La mise en œuvre du projet du LFAM implique un processus complet et continu d'examen des besoins existants de chaque clinique, de fourniture de misoprostol en vrac et de livraison de ces fournitures à des centaines de cliniques à travers la région. Un suivi régulier des résultats en matière de santé maternelle garantit que le programme peut être ajusté pour maximiser son impact et s'étendre si nécessaire. Cette approche systématique aide le LFAM à répondre aux besoins immédiats et à long terme des établissements de santé maternelle de la région.
Sauver des vies
LFAM a expédié plus de 5 millions de comprimés de misoprostol en Afrique subsaharienne, sauvant ainsi potentiellement environ un million de vies. L'organisation a également formé 1 000 sages-femmes, soulignant ainsi son engagement dans la lutte contre la mortalité maternelle en Afrique subsaharienne. Les principaux bénéficiaires du travail du LFAM sont les femmes des zones rurales et mal desservies d'Afrique subsaharienne, où l'accès aux soins maternels d'urgence est limité, voire inexistant.
Ces femmes, en particulier celles qui risquent de souffrir de complications potentiellement mortelles, se trouvent souvent à des kilomètres de l'établissement de santé le plus proche. LFAM vise à atteindre environ 10 000 mères chaque année en travaillant avec des cliniques locales pour garantir que même les zones les plus reculées reçoivent les fournitures et le soutien nécessaires. Cette stratégie s'attaque aux disparités géographiques et socio-économiques qui rendent les soins de santé maternelle inaccessibles pour de nombreuses femmes de la région.
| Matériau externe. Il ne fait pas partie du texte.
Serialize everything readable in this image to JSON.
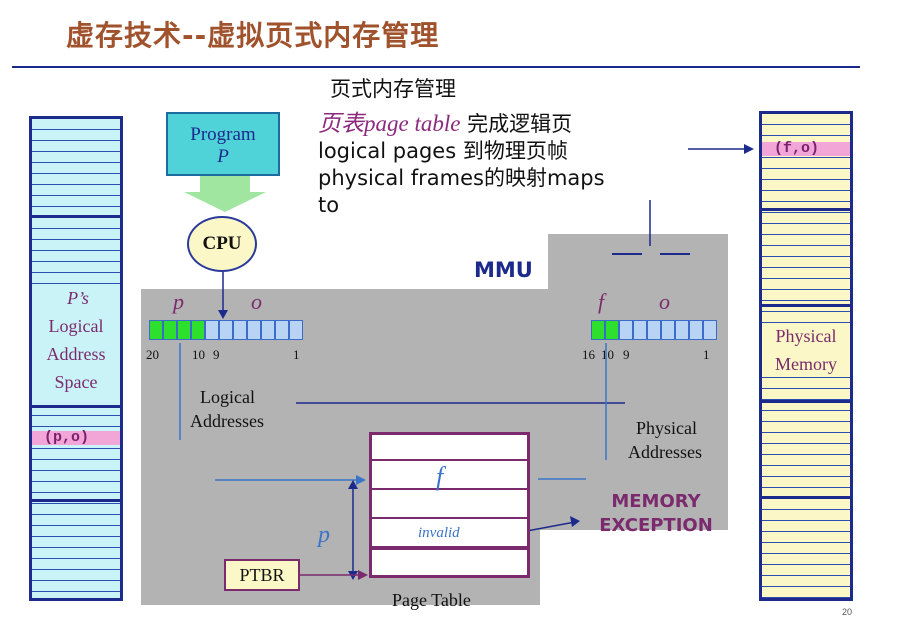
{
  "title": "虚存技术--虚拟页式内存管理",
  "description": {
    "line1": "页式内存管理",
    "line2_em": "页表page table",
    "line2_rest": " 完成逻辑页",
    "line3": "logical pages 到物理页帧",
    "line4": "physical frames的映射maps",
    "line5": "to"
  },
  "program": {
    "label": "Program",
    "var": "P"
  },
  "cpu_label": "CPU",
  "mmu_label": "MMU",
  "logical_space": {
    "line1": "P’s",
    "line2": "Logical",
    "line3": "Address",
    "line4": "Space",
    "entry": "(p,o)"
  },
  "physical_memory": {
    "line1": "Physical",
    "line2": "Memory",
    "entry": "(f,o)"
  },
  "logical_addr": {
    "p": "p",
    "o": "o",
    "b20": "20",
    "b10": "10",
    "b9": "9",
    "b1": "1",
    "label1": "Logical",
    "label2": "Addresses"
  },
  "physical_addr": {
    "f": "f",
    "o": "o",
    "b16": "16",
    "b10": "10",
    "b9": "9",
    "b1": "1",
    "label1": "Physical",
    "label2": "Addresses"
  },
  "page_table": {
    "f_entry": "f",
    "invalid_entry": "invalid",
    "label": "Page Table",
    "p_index": "p"
  },
  "ptbr_label": "PTBR",
  "exception": {
    "line1": "MEMORY",
    "line2": "EXCEPTION"
  },
  "page_number": "20",
  "colors": {
    "title": "#a0522d",
    "border": "#1c2a8c",
    "mmu_gray": "#b3b3b3",
    "accent_purple": "#7b2a6e",
    "highlight_pink": "#f2a6d8"
  }
}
Sauver la vie des mères enrichit les communautés et encourage la prospérité dans les pays les plus pauvres. La pauvreté et les taux de mortalité maternelle sont inextricablement liés. Lorsqu’une mère survit à l’accouchement, elle peut prendre soin de son nouveau-né et contribuer au tissu social et économique de sa communauté. Le travail du LFAM contribue à garantir que davantage de femmes survivent et puissent remplir ce rôle.
Des solutions durables
Le modèle de LFAM est conçu dans un souci de durabilité. En investissant dans la formation des professionnels de la santé locaux et en établissant des partenariats avec les gouvernements, l'organisation contribue à créer un système qui peut continuer à fonctionner même après la fin de l'implication directe du LFAM. Cette approche à long terme garantit que les améliorations en matière de soins de santé maternelle ne sont pas temporaires mais constituent plutôt la base d'un avenir plus sain.
La mission du LFAM est claire : prévenir les décès maternels inutiles en Afrique subsaharienne. Cependant, ce travail n’est possible qu’avec le soutien continu des donateurs et des partenaires. Chaque euro investie dans les projets du LFAM contribue à sauver des vies, à responsabiliser les communautés et à améliorer les systèmes de santé dans certaines des régions les plus mal desservies du monde. Avec le soutien de donateurs, LFAM continue de contribuer à un avenir meilleur et plus sain pour des milliers de mères et leurs familles, ouvrant la voie à un monde où aucune mère ne meurt de causes évitables lors de l'accouchement.